Revise Related to State of the field

amsks · web-flow · commit b768d932afde · 2026-03-19T11:44:44.000+01:00
Updated the section title from 'Related Work' to 'State of the field' and refined the content discussing the design principles and comparisons of various RL libraries.
diff --git a/paper/paper.md b/paper/paper.md
@@ -54,7 +54,7 @@ We introduce *Mighty*: a modular library designed to enable research at the inte
 
 Mighty is designed around three design principles: *flexibility, smooth integration with existing libraries, and environment parallelization*. First, flexibility is central. Mighty exposes transitions, predictions, networks, and environments to meta-methods, enabling a broad range of research patterns including black-box outer loops, algorithm-informed inner loops, and environment-level interventions. Second, Mighty integrates smoothly with Gymnasium [@towers-arxiv24a], Pufferlib [@suarez-rlc25], CARL [@benjamins-tmlr23a], and can interface with tools such as evosax [@evosax2022github] in under $100$ lines of code. This minimizes the glue code while preserving flexibility. Finally, Mighty uses standard Python and PyTorch for optimized networks with vectorized CPU environments for fast environment interaction. This design offers high training speeds, even for purely CPU-based environments, without sacrificing algorithmic modularity or code clarity.
 
-## Related Work
+## State of the field
 
 The rapidly growing ecosystem of RL libraries spans diverse design philosophies -- from low-level composability [@weng-jmlr22a] to turnkey baselines [@raffin-jmlr21a; @huang-jmlr22a] and massive-scale engines [@toledo-misc24a] -- making direct comparison and tool selection challenging. Modular research frameworks expose the internal building blocks of an RL pipeline as standalone components that can be re-combined to quickly prototype new algorithms.  

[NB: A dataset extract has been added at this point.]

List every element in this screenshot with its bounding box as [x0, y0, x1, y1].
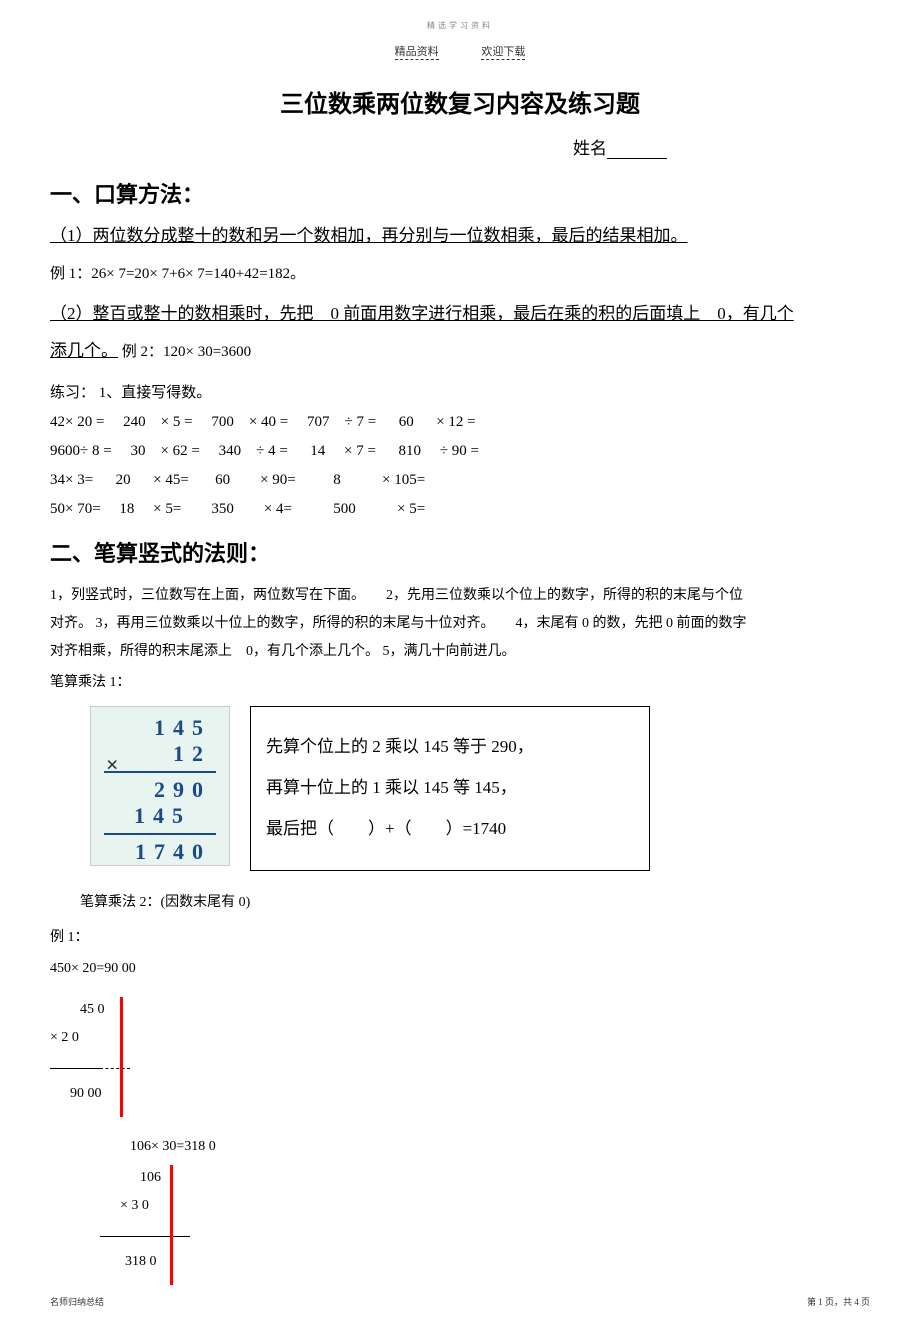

 TorchRL [@bou-arxiv23a] pioneered this approach in the PyTorch ecosystem, introducing the TensorDict abstraction to seamlessly pass the observations, actions and rewards between modules. Tianshou [@weng-jmlr22a] offers a similarly flexible design with separate *Policy*, *Collector*, and *Buffer* classes, enabling researchers to switch custom exploration strategies or data collection schemes with minimal boilerplate. Although these libraries excel at inner loop algorithm development and fine‐grained experimentation, counter to Mighty, they leave higher‐order workflows such as curriculum learning or meta-adaptation across tasks to external scripts or user‐written loops. Monolithic baselines such as stable baselines3 (SB3) [@raffin-jmlr21a] and CleanRL/PureJaxRL [@huang-jmlr22a; @lu-neurips22a] prioritize ease of use and reproducibility. However, this simplicity comes at the cost of extensibility: SB3's algorithms hide most of the training loop behind a single `learn()` call, and CleanRL's single file scripts are not designed for import or extension. Scalable platforms such as RLlib [@liang-icml18a; @liang-neurips21a] and STOIX [@toledo-misc24a] focus on maximizing throughput and supporting distributed execution. Although these systems shine when running large experiments, their APIs do not natively unify component modularity with built‐in meta-learning or curriculum design.